Parmi d’autres exemples anciens, on peut citer Jean-Marie Messier, l’ex-président du groupe Vivendi, qui avait poursuivi en diffamation une journaliste Monde pour avoir décrit la « grave crise de trésorerie, frôlant la cessation de paiement » de Vivendi en 2001. Dix ans plus tard, en janvier 2011, le tribunal correctionnel de Paris a finalement condamné Messier à trois ans de prison avec sursis pour communication trompeuse, abus de biens sociaux et délit d’initiés. Même s’il a été en partie révisé par la Cour d’appel, ce verdict confirmait le bien-fondé de l’enquête journalistique injustement discréditée par ce patron menteur, qui avait abusé de poursuites judiciaires inappropriées pour tenter d’empêcher la révélation d’informations qu’il savait exactes.
Concernant les lanceurs d’alerte, Deontofi reviendra bientôt sur le harcèlement judiciaire dont ils sont systématiquement la cible, comme dans le cas de Stéphanie Gibaud qui a révélé les fraudes fiscales organisées par la banque suisse UBS, ou d’Antoine Deltour, qui a révélé la complicité du cabinet PricewaterhouseCoopers (PWC) dans le scandale d’évasion fiscale de centaines d’entreprises au Luxembourg, impliquant aussi les cabinets Deloitte, KPMG,et Ernst&Young.

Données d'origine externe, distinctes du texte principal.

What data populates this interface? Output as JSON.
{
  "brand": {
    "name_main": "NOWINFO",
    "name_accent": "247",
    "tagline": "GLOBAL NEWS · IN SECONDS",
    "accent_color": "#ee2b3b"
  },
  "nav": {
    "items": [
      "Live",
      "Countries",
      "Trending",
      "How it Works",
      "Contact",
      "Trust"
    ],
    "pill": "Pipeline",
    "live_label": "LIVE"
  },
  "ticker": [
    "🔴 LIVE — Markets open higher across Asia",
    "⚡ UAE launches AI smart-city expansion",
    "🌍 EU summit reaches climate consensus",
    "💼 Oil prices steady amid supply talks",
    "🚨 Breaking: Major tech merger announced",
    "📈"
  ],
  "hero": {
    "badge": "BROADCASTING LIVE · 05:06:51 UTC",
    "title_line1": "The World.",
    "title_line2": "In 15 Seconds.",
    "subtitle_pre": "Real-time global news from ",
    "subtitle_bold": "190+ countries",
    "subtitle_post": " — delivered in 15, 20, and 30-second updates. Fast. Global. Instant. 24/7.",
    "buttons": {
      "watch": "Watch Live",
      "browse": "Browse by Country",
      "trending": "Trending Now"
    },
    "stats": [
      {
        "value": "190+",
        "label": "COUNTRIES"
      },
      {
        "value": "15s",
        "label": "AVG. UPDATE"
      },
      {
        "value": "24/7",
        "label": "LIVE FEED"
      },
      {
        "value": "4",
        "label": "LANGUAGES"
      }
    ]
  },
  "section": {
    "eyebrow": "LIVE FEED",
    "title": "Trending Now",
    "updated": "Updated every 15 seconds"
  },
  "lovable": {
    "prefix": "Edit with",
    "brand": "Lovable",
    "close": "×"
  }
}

Et que dire de l’instrumentalisation de la justice, au cœur même de l’enquête sur les pertes de trading spéculatif de la Société générale, pour masquer la responsabilité de la banque en faisant croire à la légende du trader Jérôme Kerviel ayant prétendument agi seul à l’insu de sa hiérarchie ? Depuis le début de l’enquête, et au cours même du procès, la responsabilité de la SocGen dans sa chute apparaît comme une évidence dont ses dirigeants tentent d’effacer les traces avec des pressions et complicités inquiétantes au sein du pouvoir. Quatre députés et sénateurs, Charles de Courson (UDI), Yann Galut (PS), Georges Fenech (UMP) et Éric Bocquet (PCF), réclament aujourd’hui la vérité à la suite des révélations de Mediapart.

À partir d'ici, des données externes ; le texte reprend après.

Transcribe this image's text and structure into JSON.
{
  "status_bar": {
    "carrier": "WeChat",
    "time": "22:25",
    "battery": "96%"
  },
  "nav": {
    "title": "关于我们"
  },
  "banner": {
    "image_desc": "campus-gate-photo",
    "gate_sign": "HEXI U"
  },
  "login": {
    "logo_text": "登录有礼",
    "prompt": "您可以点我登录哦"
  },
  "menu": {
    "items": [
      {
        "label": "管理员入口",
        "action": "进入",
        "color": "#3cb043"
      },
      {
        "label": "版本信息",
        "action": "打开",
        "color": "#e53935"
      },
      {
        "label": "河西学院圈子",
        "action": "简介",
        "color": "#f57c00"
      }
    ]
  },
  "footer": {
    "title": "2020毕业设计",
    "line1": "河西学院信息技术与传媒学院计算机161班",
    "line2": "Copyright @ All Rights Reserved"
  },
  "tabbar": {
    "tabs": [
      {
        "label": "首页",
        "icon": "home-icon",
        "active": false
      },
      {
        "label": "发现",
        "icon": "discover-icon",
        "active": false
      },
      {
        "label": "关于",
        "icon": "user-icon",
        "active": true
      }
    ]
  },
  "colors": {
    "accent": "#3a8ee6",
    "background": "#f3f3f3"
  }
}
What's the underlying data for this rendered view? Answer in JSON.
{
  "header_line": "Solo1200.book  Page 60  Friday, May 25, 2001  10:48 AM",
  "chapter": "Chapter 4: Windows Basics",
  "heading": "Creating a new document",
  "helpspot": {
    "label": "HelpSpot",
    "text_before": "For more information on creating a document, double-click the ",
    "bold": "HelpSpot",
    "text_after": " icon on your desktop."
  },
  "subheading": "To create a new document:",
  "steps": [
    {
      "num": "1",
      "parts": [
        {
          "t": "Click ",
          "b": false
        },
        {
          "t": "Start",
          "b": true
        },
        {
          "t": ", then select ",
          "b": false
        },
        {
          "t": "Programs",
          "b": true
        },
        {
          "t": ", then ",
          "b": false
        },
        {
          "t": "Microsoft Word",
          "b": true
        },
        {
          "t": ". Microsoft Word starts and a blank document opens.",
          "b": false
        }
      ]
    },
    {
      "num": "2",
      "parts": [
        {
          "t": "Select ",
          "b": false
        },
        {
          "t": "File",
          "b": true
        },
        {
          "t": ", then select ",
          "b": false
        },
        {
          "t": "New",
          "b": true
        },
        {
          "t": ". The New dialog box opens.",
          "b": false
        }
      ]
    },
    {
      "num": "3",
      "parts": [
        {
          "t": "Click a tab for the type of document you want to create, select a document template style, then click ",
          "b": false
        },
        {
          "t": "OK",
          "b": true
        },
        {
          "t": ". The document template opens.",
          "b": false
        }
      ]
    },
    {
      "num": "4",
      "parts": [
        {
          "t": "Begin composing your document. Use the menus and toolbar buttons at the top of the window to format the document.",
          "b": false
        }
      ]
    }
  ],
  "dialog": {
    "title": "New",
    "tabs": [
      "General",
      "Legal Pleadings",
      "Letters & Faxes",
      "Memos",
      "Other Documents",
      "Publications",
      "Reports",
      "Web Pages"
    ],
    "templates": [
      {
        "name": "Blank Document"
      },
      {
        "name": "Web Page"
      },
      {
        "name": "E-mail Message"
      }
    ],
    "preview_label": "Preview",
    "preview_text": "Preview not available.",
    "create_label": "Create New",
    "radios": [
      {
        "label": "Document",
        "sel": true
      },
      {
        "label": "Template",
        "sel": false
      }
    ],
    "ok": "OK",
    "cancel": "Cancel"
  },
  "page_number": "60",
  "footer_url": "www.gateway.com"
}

Parmi d’autres faits divers récents, on peut citer encore les poursuites abusives de la société Crit Intérim contre un syndicaliste CFTC qui avait découvert l’arnaque de son employeur sur le dos des intérimaires précaires, ou encore les poursuites de François Pérol, patron des Banques Populaires Caisses d’Épargne (BPCE SA), pour censurer le blog de la CFTC BPCE. Heureusement, la Justice n’est pas dupe. Dans son jugement du 21 mai 2015 (n° RG 15/53983), le Tribunal vient de débouter la BPCE de ses poursuites en la condamnant à verser 3000 euros d’indemnités à la CFTC en remboursement des frais de justice induits par ce procès abusif.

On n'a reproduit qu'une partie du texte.